Et si nous tentions de leur faire prendre conscience que tous ces objets sont superficiels, que leurs goûts sont préfabriqués, non choisis ; de leur expliquer la stratégie publicitaire, les origines des produits qu’ils achètent, par qui ils sont fabriqués et comment ; de mettre en lumière en Histoire les luttes sociales et la géopolitique en faisant le parallèle avec leur vie, leurs origines ; de les emmener aux musées et d’essayer de les éduquer aux images qui les entourent mais dont ils ne comprennent pas les enjeux (mais nous, les comprenons-nous toujours ?).

Et surtout, redonnons au savoir la liberté qui doit en découler et décollons le de l’hypothétique travail futur.
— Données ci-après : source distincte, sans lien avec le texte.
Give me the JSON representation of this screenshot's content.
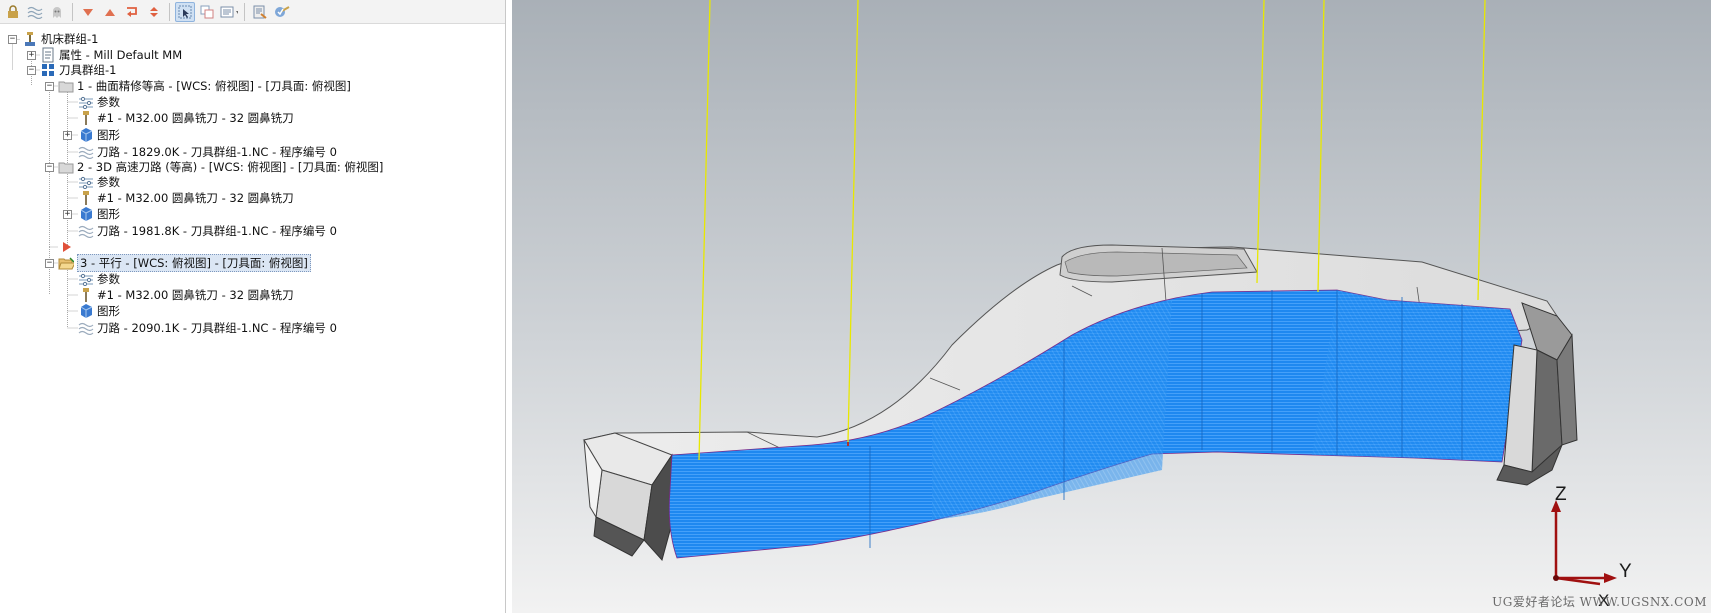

Expliquons que ce qu’on apprend à l’école n’est qu’un moyen pour qu’ils puissent ensuite grandir avec un esprit en alerte, éveillé puis critique. Expliquons leur que le « Savoir c’est le pouvoir » mais n’oublions pas de rajouter « de choisir qui on veut être ».

Faisons enfin de l’école un lieu d’esprit et non pas de produits.

Et arrêtons nos simagrées en jouant l’incompréhension lorsqu’on nous annonce qu’un gamin très gentil s’est transformé en martyre en se faisant bombe humaine.

Tout ce processus est parfaitement logique, construit, voulu par le système dans lequel nous vivons.

En attendant de pouvoir le changer, lisons des histoires à vos enfants, parlons leur de la vie, de la nature, intéressons nous à eux, à leurs ressentis. Et ne nous laissons pas remplacer dans leur éducation par des objets et/ou machines.
Parce que le lien se construit tout au long de l’existence et que si vous pensez que des objets peuvent vous remplacer, ne faites pas d’enfant.